The issue of overthrowing Saddam may be the trickiest part for Powell: While it's U.S. policy, as enshrined in the Iraq Liberation Act, toppling the regime in Baghdad never been the policy of the United Nations or of the Gulf War coalition. And, of course, the legislators may be keen to hear what other ideas the secretary of state may have if they're to swallow a significantly softer sanctions regime. There, Powell may be in a bit of a box. While he can ritually intone the mantra of taking steps to change the regime in Baghdad, he also has to be concerned that this is a policy option that causes concern among the Arab states on whom Washington must rely to enforce the arms embargo.
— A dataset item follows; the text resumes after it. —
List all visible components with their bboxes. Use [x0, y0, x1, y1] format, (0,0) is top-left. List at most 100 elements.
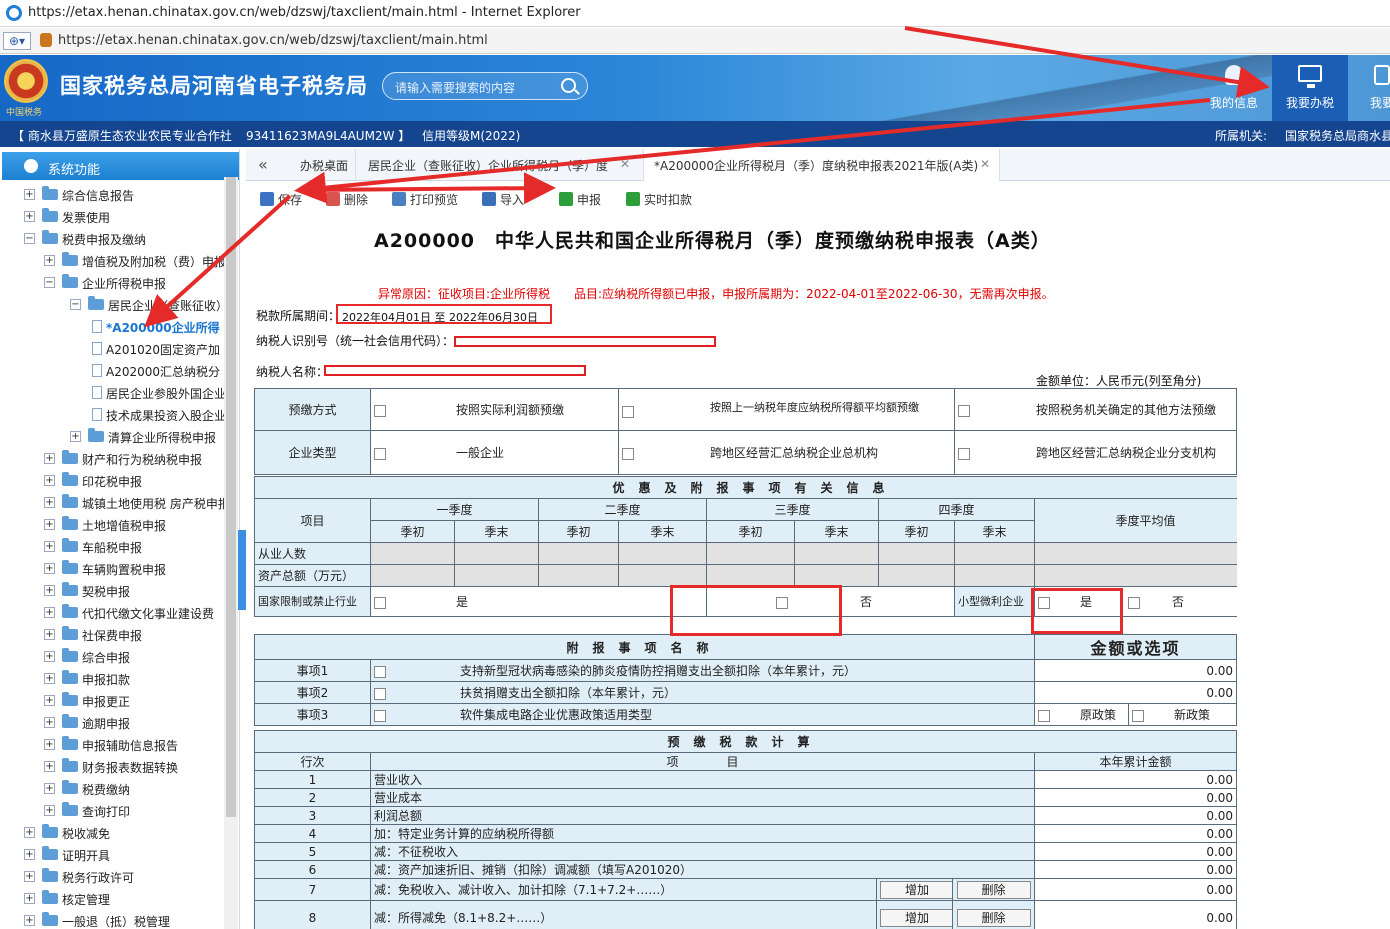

Powell may envisage a policy of long-term containment of Saddam, but that's not going to sound particularly appealing to the Capitol Hill hawks who want to finish what the Gulf War began. Still, Powell may have an overwhelming advantage over his critics: Like the Gulf War itself, the policy of long-term containment is a lot more likely than a stepped-up proxy war to win all-important Arab support.